En el desmedido afán de sus señorías sociatas por ser figurones -¿de qué, si no, iban a vivir con luces semejantes?-, no perciben como vemos desde fuera el espantoso ridículo que hacen al pelotear tan mezquinamente al jefe, cuando todos los hechos, las pruebas y el mismo sentido común le condenan.
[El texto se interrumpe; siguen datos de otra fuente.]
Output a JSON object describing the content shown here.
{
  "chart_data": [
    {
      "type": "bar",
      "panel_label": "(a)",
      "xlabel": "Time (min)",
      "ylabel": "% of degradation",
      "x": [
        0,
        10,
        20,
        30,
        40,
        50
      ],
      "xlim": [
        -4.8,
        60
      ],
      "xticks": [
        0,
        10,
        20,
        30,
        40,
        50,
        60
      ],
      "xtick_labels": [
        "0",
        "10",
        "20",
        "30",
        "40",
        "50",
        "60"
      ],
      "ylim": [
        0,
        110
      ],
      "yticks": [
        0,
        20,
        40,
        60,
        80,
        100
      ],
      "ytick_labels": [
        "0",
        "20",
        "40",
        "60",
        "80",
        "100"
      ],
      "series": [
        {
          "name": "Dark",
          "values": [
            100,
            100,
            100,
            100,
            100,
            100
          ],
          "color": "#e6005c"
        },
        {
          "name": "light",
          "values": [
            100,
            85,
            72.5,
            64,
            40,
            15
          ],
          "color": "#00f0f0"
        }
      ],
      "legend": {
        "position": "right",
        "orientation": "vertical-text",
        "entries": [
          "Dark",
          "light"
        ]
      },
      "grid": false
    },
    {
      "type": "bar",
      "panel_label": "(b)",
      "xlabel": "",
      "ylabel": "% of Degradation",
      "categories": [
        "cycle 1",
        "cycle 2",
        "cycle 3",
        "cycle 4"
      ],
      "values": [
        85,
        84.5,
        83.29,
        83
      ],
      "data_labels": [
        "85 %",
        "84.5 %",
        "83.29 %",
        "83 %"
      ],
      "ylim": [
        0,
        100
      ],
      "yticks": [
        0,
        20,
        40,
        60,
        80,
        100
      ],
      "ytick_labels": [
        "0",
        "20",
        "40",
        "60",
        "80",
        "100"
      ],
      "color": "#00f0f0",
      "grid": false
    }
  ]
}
Cobistas, lameculos, carantoñeros, aduladores, candongueros, franeleros, lavacaras, chupamedias, comemierdas, lambiscones, quitamoscas, reverenciadores, loadores, cameladores, arrastrados, lisonjeadores, dadores de jabón, zalameros, corifeos, cepilleros, sicofantas, quitacepillos, sobones, tiralevitas y epítetos semejantes, son algunos de los idóneos calificativos que mejor definirían la profesión de fe de los pelotas adeptos sociatas.

A éstos, sin duda muy ilustrativos términos, se me ocurre añadir otros de mi propia cosecha no registrados en el DRAE, tales como baboseadores, mamasexos, placedores, besasuelas, hueleombligos, loapedos, besaculos, abanicadores, curvaespinazos, protolamedores, caretos, avientapalmas, culiagradecidos, recogecacas, untalomos y, en fin, una caterva inacabable de ellos para disponer de una mayor posibilidad de selección del más adecuado a cada gusto.

Tal es la riqueza de nuestra lengua, hoy tan denostada en nuestra propia casa y particularmente en la suya de ellos, los sociatas, si atendemos a la lamentable prosodia de su oratoria o a la incalificable gramática y ortografía de cuanto escriben algunas de estas versadas señorías en sus incalificables páginas, blogs o sitios de Internet.